In recent weeks, there has been a conversation in Weyburn about what constitutes being a good fan. The discussions started when the news came that the McLeod Series, an annual basketball event between the senior girls' and senior boys’ teams from Weyburn Comprehensive School and Estevan Comprehensive School, had been cancelled. The decision was made due to escalating emotions as well as conduct on and off the court.  

So, what does being a good fan mean? 

The Richardson Pioneer Weyburn Red Wings and the Weyburn Beavers are two of the most attended sports teams in Weyburn. We asked representatives from each team about what they think is a good fan.  

“Well, I think being a good fan is fairly simple,” said Nick Nielsen. He is the office and marketing manager with the Red Wings and is also the voice of the Red Wings on BIG 106. “It’s just coming to whatever desired arena it is, whether it’s our rink or whatever sport you’re going to, and just being a part of the experience in the best way.” 

The sentiment of creating a good experience as a fan was echoed by Garnet Hansen. He is the president of the Weyburn Beavers. 
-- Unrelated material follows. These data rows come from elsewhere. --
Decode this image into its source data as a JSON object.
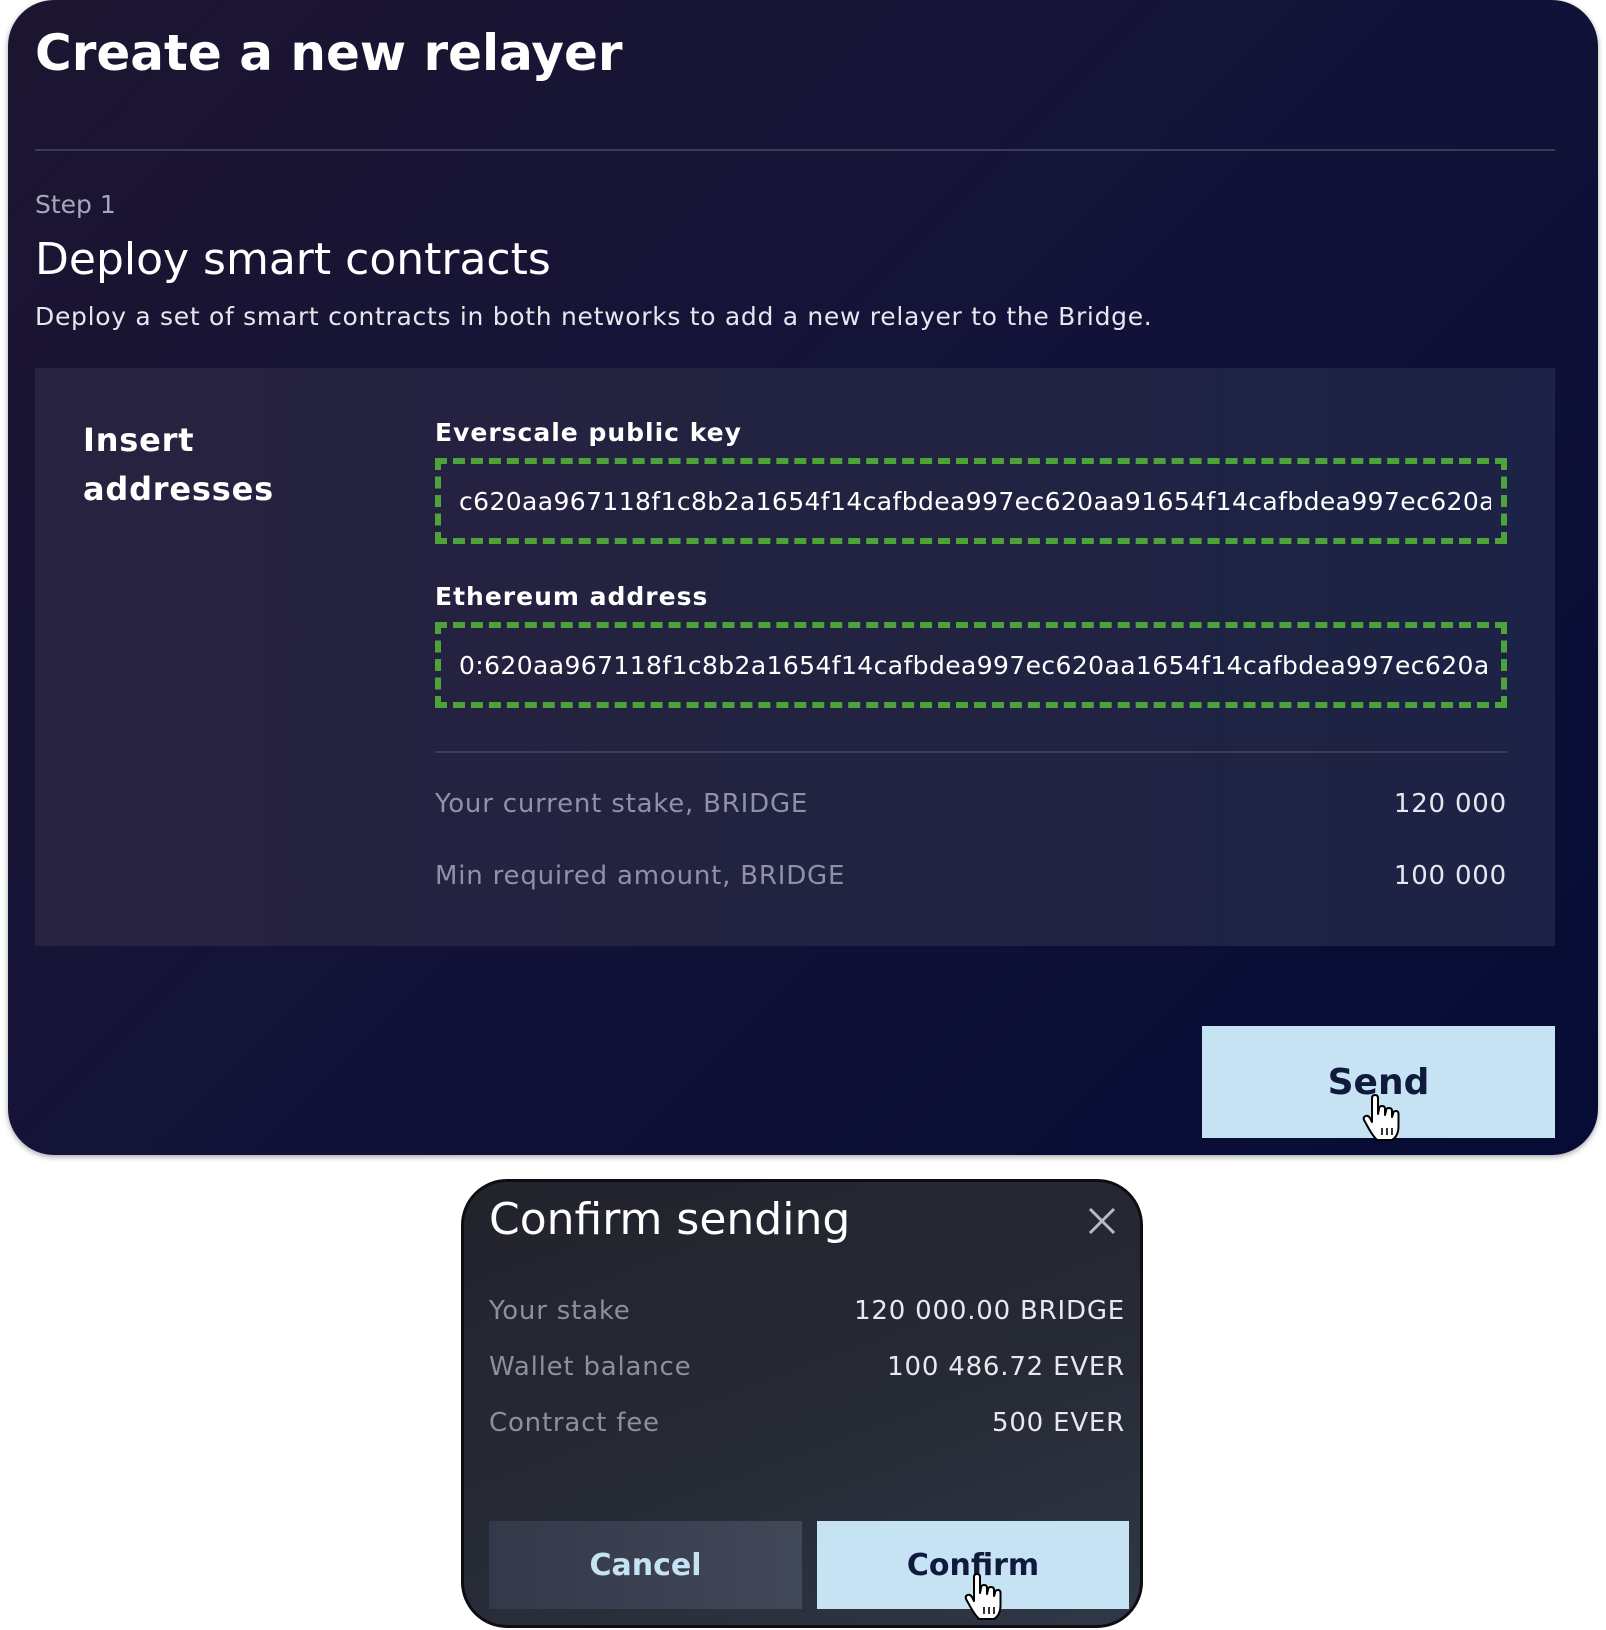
{
  "card": {
    "title": "Create a new relayer",
    "step": "Step 1",
    "subtitle": "Deploy smart contracts",
    "description": "Deploy a set of smart contracts in both networks to add a new relayer to the Bridge.",
    "panel": {
      "label": "Insert addresses",
      "everscale": {
        "label": "Everscale public key",
        "value": "c620aa967118f1c8b2a1654f14cafbdea997ec620aa91654f14cafbdea997ec620a"
      },
      "ethereum": {
        "label": "Ethereum address",
        "value": "0:620aa967118f1c8b2a1654f14cafbdea997ec620aa1654f14cafbdea997ec620a"
      },
      "stats": [
        {
          "label": "Your current stake, BRIDGE",
          "value": "120 000"
        },
        {
          "label": "Min required amount, BRIDGE",
          "value": "100 000"
        }
      ]
    },
    "send_label": "Send"
  },
  "modal": {
    "title": "Confirm sending",
    "rows": [
      {
        "label": "Your stake",
        "value": "120 000.00 BRIDGE"
      },
      {
        "label": "Wallet balance",
        "value": "100 486.72 EVER"
      },
      {
        "label": "Contract fee",
        "value": "500 EVER"
      }
    ],
    "cancel_label": "Cancel",
    "confirm_label": "Confirm"
  },
  "icons": {
    "close": "close-icon",
    "cursor": "hand-pointer-cursor-icon"
  },
  "colors": {
    "accent_button": "#c6e3f4",
    "dashed_border": "#4ea23a",
    "card_background": "#141338"
  }
}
“I think to be a good fan, you’re respectful of both your opponents and officials, and you’re really looking for a good game, good outcomes, and you’re not cheering against somebody,” Hansen added. 

Sportsmanship from fans is also important to Hansen. 
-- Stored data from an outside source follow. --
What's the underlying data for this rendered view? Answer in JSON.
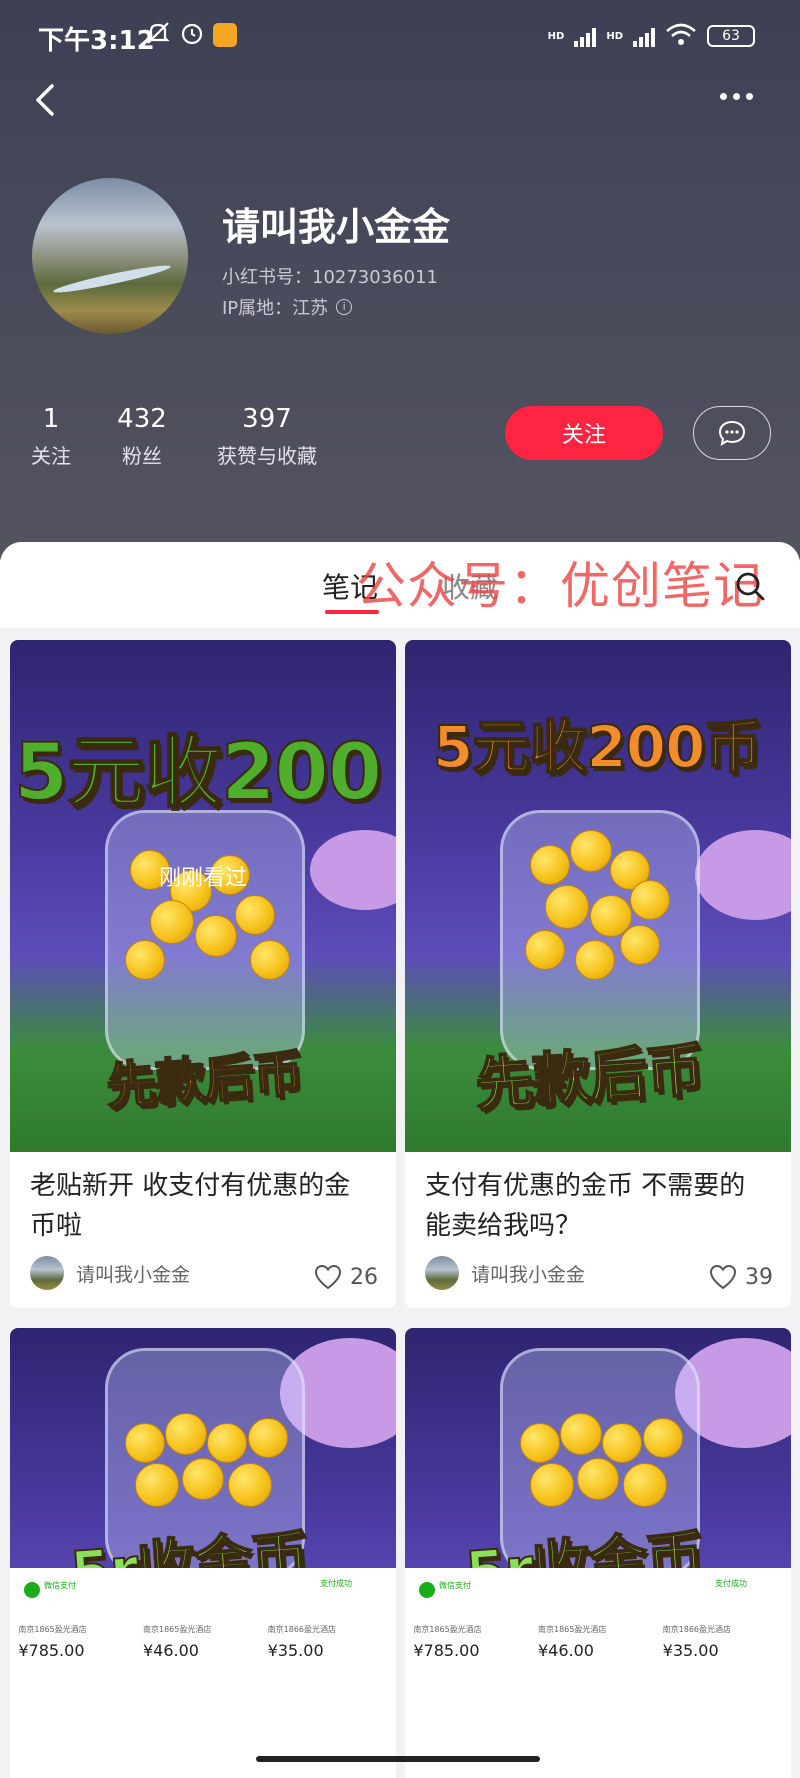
{
  "status_bar": {
    "time": "下午3:12",
    "left_icons": [
      "bell-off-icon",
      "alarm-icon",
      "app-badge-icon"
    ],
    "network_left": "HD",
    "network_right": "HD",
    "battery": "63"
  },
  "profile": {
    "nickname": "请叫我小金金",
    "red_id": "小红书号：10273036011",
    "ip_location": "IP属地：江苏",
    "stats": [
      {
        "value": "1",
        "label": "关注"
      },
      {
        "value": "432",
        "label": "粉丝"
      },
      {
        "value": "397",
        "label": "获赞与收藏"
      }
    ],
    "follow_label": "关注"
  },
  "tabs": {
    "notes": "笔记",
    "collections": "收藏"
  },
  "watermark": "公众号：优创笔记",
  "colors": {
    "accent": "#ff2442",
    "header_bg": "#43465a"
  },
  "notes": [
    {
      "image_headline": "5元收200",
      "image_subline": "先款后币",
      "seen_label": "刚刚看过",
      "title": "老贴新开 收支付有优惠的金币啦",
      "author": "请叫我小金金",
      "likes": "26"
    },
    {
      "image_headline": "5元收200币",
      "image_subline": "先款后币",
      "title": "支付有优惠的金币 不需要的能卖给我吗？",
      "author": "请叫我小金金",
      "likes": "39"
    },
    {
      "image_headline": "5r收金币",
      "receipt": {
        "pay_tag": "微信支付",
        "pay_status": "支付成功",
        "stores": [
          "南京1865盈光酒店",
          "南京1865盈光酒店",
          "南京1866盈光酒店"
        ],
        "prices": [
          "¥785.00",
          "¥46.00",
          "¥35.00"
        ]
      }
    },
    {
      "image_headline": "5r收金币",
      "receipt": {
        "pay_tag": "微信支付",
        "pay_status": "支付成功",
        "stores": [
          "南京1865盈光酒店",
          "南京1865盈光酒店",
          "南京1866盈光酒店"
        ],
        "prices": [
          "¥785.00",
          "¥46.00",
          "¥35.00"
        ]
      }
    }
  ]
}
“I’m not a big person for chirping the other team, or the officials, or anything because it seems like nothing good can come of that,” Hansen said. “Sometimes it can be done in good fun, but it gets carried away then you get the problems.” 

“The word fan is short for the word fanatic, so you’re going to have people who are going to be really big, really intense for a team, and that’s always good to see that big, intense attitude towards the team, as long as it doesn’t get misconstrued and used in ways that are harmful,” Nielsen stated.  

Nielsen pointed out that fans are seen as representatives of the team itself in many ways, especially when travelling to other places to watch a game. 

“Whether you’re part of the organization, or whether you’re a fan, you want people to think about your team with some fondness to it,” Nielsen said. “You want people from the outside looking in to see if should be fun to be a part of that group.” He added that no matter your role in the organization, you want your team to be seen as one that handles things with class, as opposed to being an organization that is hated because of how its fans conduct themselves. 

How a fan conducts themselves at an event can also be echoed or amplified by the rest of the crowd, Hansen explained. He pointed out that bad behaviour can be contagious, which doesn’t help anyone. To that, they do sometimes have to have a conversation with fans when they start to get too rowdy, but it isn’t something that they like to have to do.  

“I think baseball, just by its nature, isn’t as confrontational as say a football game or, you know, hockey when there’s lots of physical contact, so you don’t tend to get it as much but you do run into the odd time, and I guess you just have to ask the people to take a breath and enjoy the game without getting carried away.”